At first sight, time seems to be orthogonal to space. But we have to consider that each Minkowski diagram is an observer's diagram. Thus, an object that is not moving with regard to the observer will describe a vertical worldline in the Minkowski diagram of the observer. However, from the point of view of another observer (inertial frame) the worldline described by the object might be inclined. Even the worldline of the observer himself which is the y-axis might be sloped from the point of view of other observers. 
The conclusion seems to be that time is not orthogonal to space. Or is there an error?
 A: Time is orthogonal to space. Check that $(1, 0, 0, 0) \cdot (0, 1, 0, 0) = 0$ and likewise for all other spacelike unit vectors, where $\cdot$ represents the Lorentz invariant scalar product and I put time in the 0th coordinate.
The inclination originates in the Lorentz transformation that you use to go from one observer's point of view to another one's. Perfoming a boost creates an $x$ dependence in $t'$ and a $t$ dependence in $x'$:
$$ t' = \gamma \left(t - \frac{v}{c^2} x\right), x' = \gamma (x - v t)$$
This also happens in regular euclidean space, e.g. when perfoming a rotation about the $z$ axis, giving
$$ x' = \cos\theta \ x - \sin\theta\  y,\quad y' = \sin\theta\ x + \cos\theta\ y$$
So after a rotation a previousely vertical line will look inclined as well.
Edit: Observe that there is no t′ dependence in x′, even after the transformation.

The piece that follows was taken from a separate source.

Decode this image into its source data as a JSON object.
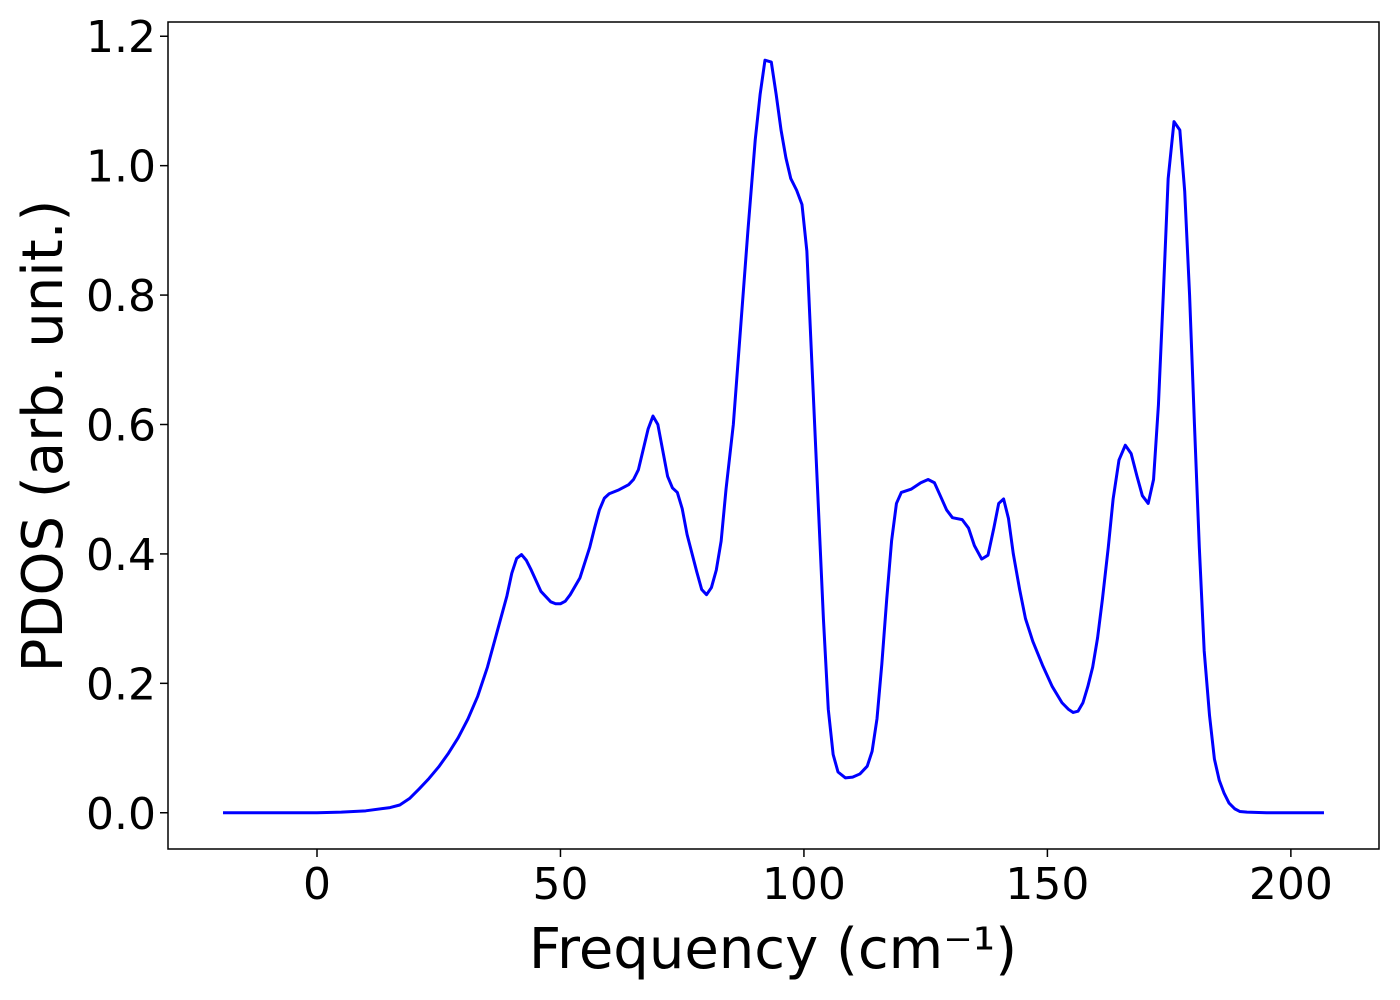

So, while time is always orthogonal to space, an object at rest for observer $O$ (say the observer's nose) will not be at rest for an observer $O'$ that moves away from observer $O$ at a speed $v \neq 0$.

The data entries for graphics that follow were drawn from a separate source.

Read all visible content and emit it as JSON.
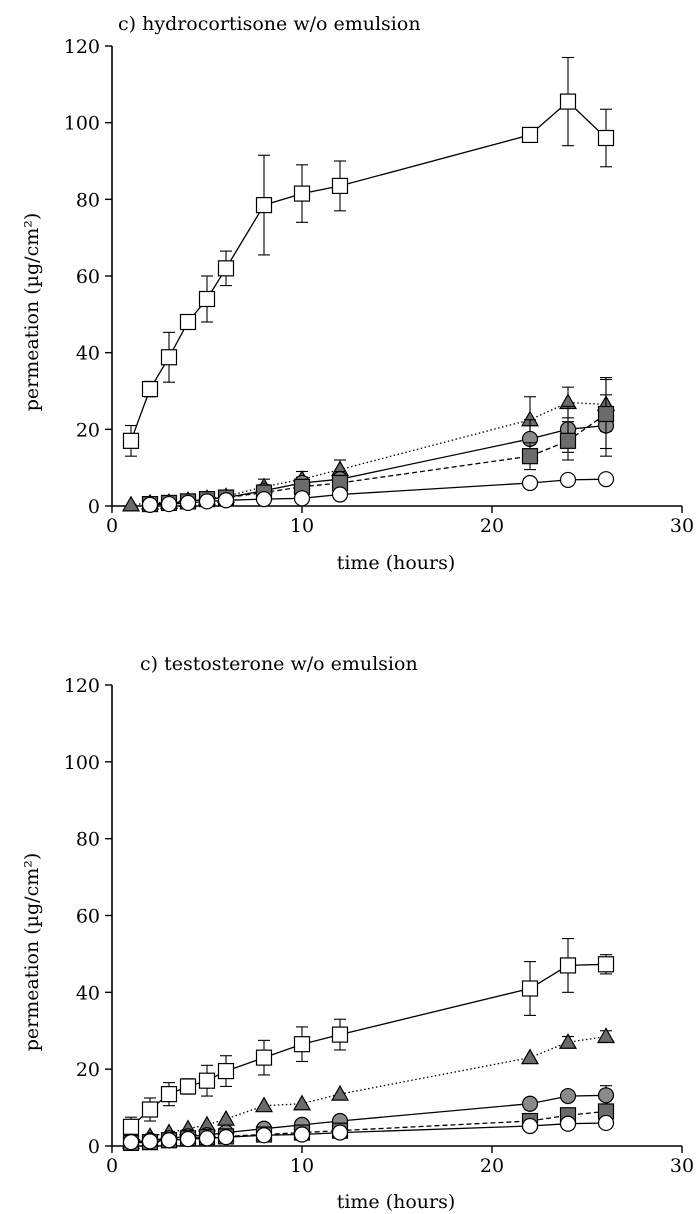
{
  "chart_data": [
    {
      "type": "line",
      "title": "c) hydrocortisone w/o emulsion",
      "xlabel": "time (hours)",
      "ylabel": "permeation (µg/cm²)",
      "xlim": [
        0,
        30
      ],
      "ylim": [
        0,
        120
      ],
      "xticks": [
        0,
        10,
        20,
        30
      ],
      "yticks": [
        0,
        20,
        40,
        60,
        80,
        100,
        120
      ],
      "grid": false,
      "series": [
        {
          "marker": "open-square",
          "line": "solid",
          "color": "#ffffff",
          "x": [
            1,
            2,
            3,
            4,
            5,
            6,
            8,
            10,
            12,
            22,
            24,
            26
          ],
          "y": [
            17,
            30.5,
            38.8,
            48,
            54,
            62,
            78.5,
            81.5,
            83.5,
            96.8,
            105.5,
            96
          ],
          "err": [
            4,
            2,
            6.5,
            1,
            6,
            4.5,
            13,
            7.5,
            6.5,
            0,
            11.5,
            7.5
          ]
        },
        {
          "marker": "filled-triangle",
          "line": "dotted",
          "color": "#6b6b6b",
          "x": [
            1,
            2,
            3,
            4,
            5,
            6,
            8,
            10,
            12,
            22,
            24,
            26
          ],
          "y": [
            0.3,
            0.8,
            1,
            1.5,
            2,
            2.5,
            5,
            7,
            9.5,
            22.5,
            27,
            26.5
          ],
          "err": [
            0,
            0,
            0,
            0,
            0,
            1,
            2,
            2,
            2.5,
            6,
            4,
            7
          ]
        },
        {
          "marker": "filled-circle",
          "line": "solid",
          "color": "#8a8a8a",
          "x": [
            2,
            3,
            4,
            5,
            6,
            8,
            10,
            12,
            22,
            24,
            26
          ],
          "y": [
            0.5,
            0.8,
            1.2,
            1.8,
            2.2,
            4,
            6,
            7,
            17.5,
            20,
            21
          ],
          "err": [
            0,
            0,
            0,
            0,
            0,
            1.5,
            1.5,
            2,
            5,
            6,
            8
          ]
        },
        {
          "marker": "filled-square",
          "line": "dashed",
          "color": "#6b6b6b",
          "x": [
            2,
            3,
            4,
            5,
            6,
            8,
            10,
            12,
            22,
            24,
            26
          ],
          "y": [
            0.5,
            0.8,
            1.2,
            1.8,
            2.2,
            3.5,
            5,
            6,
            13,
            17,
            24
          ],
          "err": [
            0,
            0,
            0,
            0,
            0,
            1,
            1.5,
            2,
            3.5,
            5,
            9
          ]
        },
        {
          "marker": "open-circle",
          "line": "solid",
          "color": "#ffffff",
          "x": [
            2,
            3,
            4,
            5,
            6,
            8,
            10,
            12,
            22,
            24,
            26
          ],
          "y": [
            0.3,
            0.5,
            0.8,
            1.2,
            1.5,
            1.8,
            2,
            3,
            6,
            6.8,
            7
          ],
          "err": [
            0,
            0,
            0,
            0,
            0,
            0,
            0,
            0,
            0,
            0,
            0
          ]
        }
      ]
    },
    {
      "type": "line",
      "title": "c) testosterone w/o emulsion",
      "xlabel": "time (hours)",
      "ylabel": "permeation (µg/cm²)",
      "xlim": [
        0,
        30
      ],
      "ylim": [
        0,
        120
      ],
      "xticks": [
        0,
        10,
        20,
        30
      ],
      "yticks": [
        0,
        20,
        40,
        60,
        80,
        100,
        120
      ],
      "grid": false,
      "series": [
        {
          "marker": "open-square",
          "line": "solid",
          "color": "#ffffff",
          "x": [
            1,
            2,
            3,
            4,
            5,
            6,
            8,
            10,
            12,
            22,
            24,
            26
          ],
          "y": [
            5,
            9.5,
            13.5,
            15.5,
            17,
            19.5,
            23,
            26.5,
            29,
            41,
            47,
            47.3
          ],
          "err": [
            2.5,
            3,
            3,
            2,
            4,
            4,
            4.5,
            4.5,
            4,
            7,
            7,
            2.5
          ]
        },
        {
          "marker": "filled-triangle",
          "line": "dotted",
          "color": "#6b6b6b",
          "x": [
            1,
            2,
            3,
            4,
            5,
            6,
            8,
            10,
            12,
            22,
            24,
            26
          ],
          "y": [
            1,
            2.5,
            3.5,
            4.5,
            5.5,
            7,
            10.5,
            11,
            13.5,
            23,
            27,
            28.5
          ],
          "err": [
            0,
            0,
            0,
            0,
            0,
            0,
            0,
            0,
            0,
            0,
            1.5,
            1.5
          ]
        },
        {
          "marker": "filled-circle",
          "line": "solid",
          "color": "#8a8a8a",
          "x": [
            1,
            2,
            3,
            4,
            5,
            6,
            8,
            10,
            12,
            22,
            24,
            26
          ],
          "y": [
            1,
            1.5,
            2,
            2.5,
            2.8,
            3.5,
            4.5,
            5.5,
            6.5,
            11,
            13,
            13.2
          ],
          "err": [
            0,
            0,
            0,
            0,
            0,
            0,
            0,
            0,
            0,
            0,
            1,
            2.5
          ]
        },
        {
          "marker": "filled-square",
          "line": "dashed",
          "color": "#6b6b6b",
          "x": [
            1,
            2,
            3,
            4,
            5,
            6,
            8,
            10,
            12,
            22,
            24,
            26
          ],
          "y": [
            0.8,
            1,
            1.5,
            2,
            2.3,
            2.5,
            3,
            3.5,
            4,
            6.5,
            8,
            9
          ],
          "err": [
            0,
            0,
            0,
            0,
            0,
            0,
            0,
            0,
            0,
            0,
            0,
            1.5
          ]
        },
        {
          "marker": "open-circle",
          "line": "solid",
          "color": "#ffffff",
          "x": [
            1,
            2,
            3,
            4,
            5,
            6,
            8,
            10,
            12,
            22,
            24,
            26
          ],
          "y": [
            1,
            1.2,
            1.5,
            1.8,
            2,
            2.3,
            2.8,
            3,
            3.5,
            5.2,
            5.8,
            6
          ],
          "err": [
            0,
            0,
            0,
            0,
            0,
            0,
            0,
            0,
            0,
            0,
            0,
            0
          ]
        }
      ]
    }
  ]
}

A: Any timelike vector has a 3-dimensional subspace orthogonal to it, orthogonal under the Minkowski inner product.  Such a subspace is spanned by vectors that are spacelike under the inner product, and all linear combinations of those vectors are spacelike.
Any timelike vector might be the direction a massive object follows at some point on its worldline.  The 3-dimensional subspace orthogonal to that four-velocity is what an observer following that trajectory would instantaneously consider "space".
An observer's "time" is always orthogonal to his "space", and further, all observers would agree that that is so.